Soon Christina was asked to join the Comstock Jug Band with Smokey Hormel on drums. They called their music “Jug Rock”, a mix of Bluegrass and Rockabilly with a Hee-Haw attitude. The band was, to say the least, controversial but ahead of its time.

She took on a side project, Days of Glory, to delve deeper into alt Country and Bluegrass. It was Americana music before there was a name for the genre. While Guns & Roses was climbing the charts, Days of Glory was turning Ralph Stanley songs into electric twang.

During this time she shared stages withLucinda Williams, Dwight Yoakum, Jim Lauderdale and Buddy Miller at clubs around South California including the infamous Palomino.

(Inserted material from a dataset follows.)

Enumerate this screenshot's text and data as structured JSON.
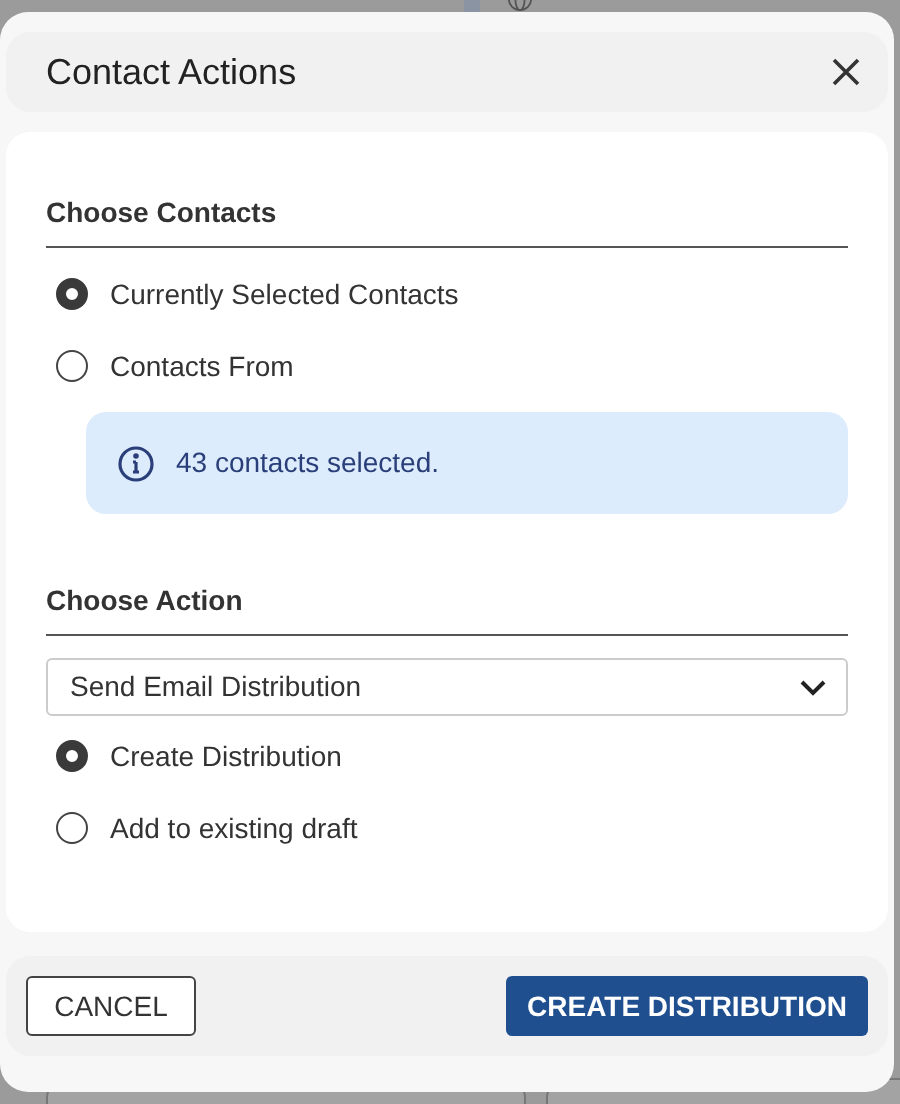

Christina continued searching for her songwriting voice. At a trip to the first Cowboy Poetry Gathering in Elko, Nevada, her music took a dramatic turn. The honesty she found in the weatherworn poets and working ranch cowboys changed Christina’s vision of what she wanted to portray in her art.

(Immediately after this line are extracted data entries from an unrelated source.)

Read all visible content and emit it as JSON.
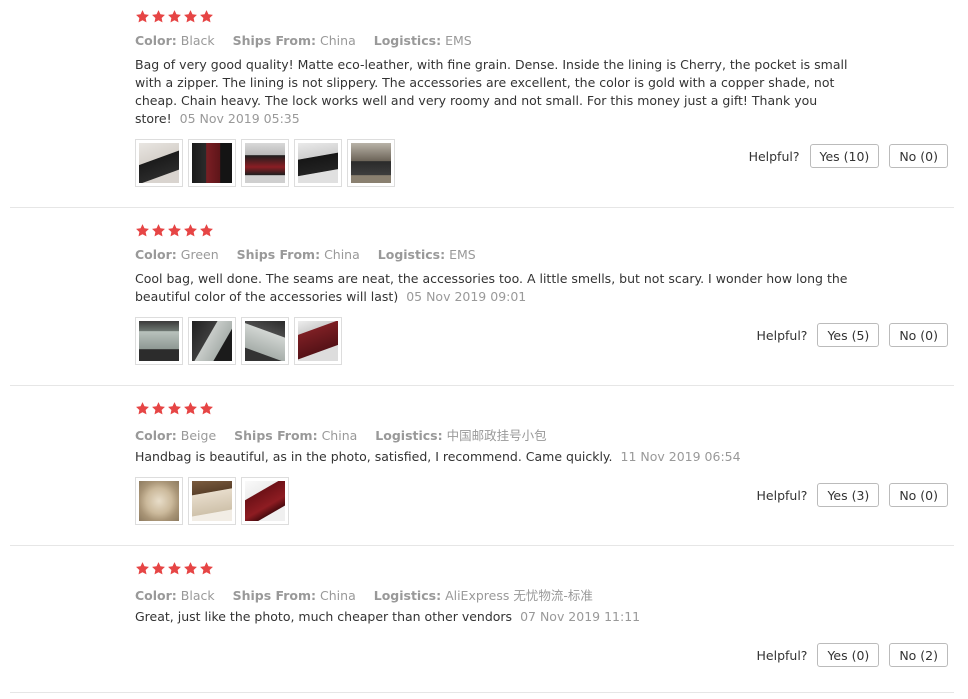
{
  "labels": {
    "color": "Color:",
    "ships_from": "Ships From:",
    "logistics": "Logistics:",
    "helpful": "Helpful?"
  },
  "colors": {
    "star": "#e64545",
    "meta": "#999999"
  },
  "reviews": [
    {
      "rating": 5,
      "color": "Black",
      "ships_from": "China",
      "logistics": "EMS",
      "text": "Bag of very good quality! Matte eco-leather, with fine grain. Dense. Inside the lining is Cherry, the pocket is small with a zipper. The lining is not slippery. The accessories are excellent, the color is gold with a copper shade, not cheap. Chain heavy. The lock works well and very roomy and not small. For this money just a gift! Thank you store!",
      "date": "05 Nov 2019 05:35",
      "photos": [
        "black bag on white",
        "bag with red lining",
        "bag interior red",
        "black bag chain",
        "person wearing bag"
      ],
      "yes": "Yes (10)",
      "no": "No (0)"
    },
    {
      "rating": 5,
      "color": "Green",
      "ships_from": "China",
      "logistics": "EMS",
      "text": "Cool bag, well done. The seams are neat, the accessories too. A little smells, but not scary. I wonder how long the beautiful color of the accessories will last)",
      "date": "05 Nov 2019 09:01",
      "photos": [
        "green bag front",
        "green bag strap",
        "green bag side",
        "bag red lining"
      ],
      "yes": "Yes (5)",
      "no": "No (0)"
    },
    {
      "rating": 5,
      "color": "Beige",
      "ships_from": "China",
      "logistics": "中国邮政挂号小包",
      "text": "Handbag is beautiful, as in the photo, satisfied, I recommend. Came quickly.",
      "date": "11 Nov 2019 06:54",
      "photos": [
        "beige bag packaging",
        "beige bag front",
        "bag burgundy lining"
      ],
      "yes": "Yes (3)",
      "no": "No (0)"
    },
    {
      "rating": 5,
      "color": "Black",
      "ships_from": "China",
      "logistics": "AliExpress 无忧物流-标准",
      "text": "Great, just like the photo, much cheaper than other vendors",
      "date": "07 Nov 2019 11:11",
      "photos": [],
      "yes": "Yes (0)",
      "no": "No (2)"
    }
  ]
}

She soon began spending a lot of time in the Mojave Desert where she found the refreshing isolation an inspiration for honest writing. Days and nights shared with friends cooking, eating, drinking and, of course, singing and writing.

In between her Elko trips and desert sojourns she met Daniel Pretends Eagle. They started Ghost Ranch, a band combining Rock, Country…even Spaghetti Western…with the grit and solace of the western landscape.

A week visiting friends in Taos started an obsession with New Mexico. Christina built an alter from souvenirs to keep her focused on the goal of moving there.Eventually a job offer gave her the opportunity to live in the Land of Enchantment.

Months of staring at the walls in Albuquerque led Christina to post a fateful CraigsList ad. Martin Rowell showed up at her door carrying a beat up Telecaster. Christina had found someone who truly understood and resonated with her music.

The couple put together the band Wild Frontier, a sonic rodeo of original Americana, Alt Country Twang, old school Rock ‘n Roll and Spaghetti Western.

E. Christina Herr & Wild Frontier evokes a compelling musical weather report from the West and Southwest of yesterday and today.

The songs on their latest album, "Americana Motel", range from old school cowboy waltzes and two-steps, Western Soul and Americana to Punk.

Lyrics reflect worn down 21st century cowboys, longed for road signs, burning embers, running from the law and a tribute to a tragic poet songwriter…all flavored with an original sound the band calls Western Gothic.

Christina currently lives next to the Petroglyphs National Monument, writing and performing with some of the most incredible musicians she’s ever worked.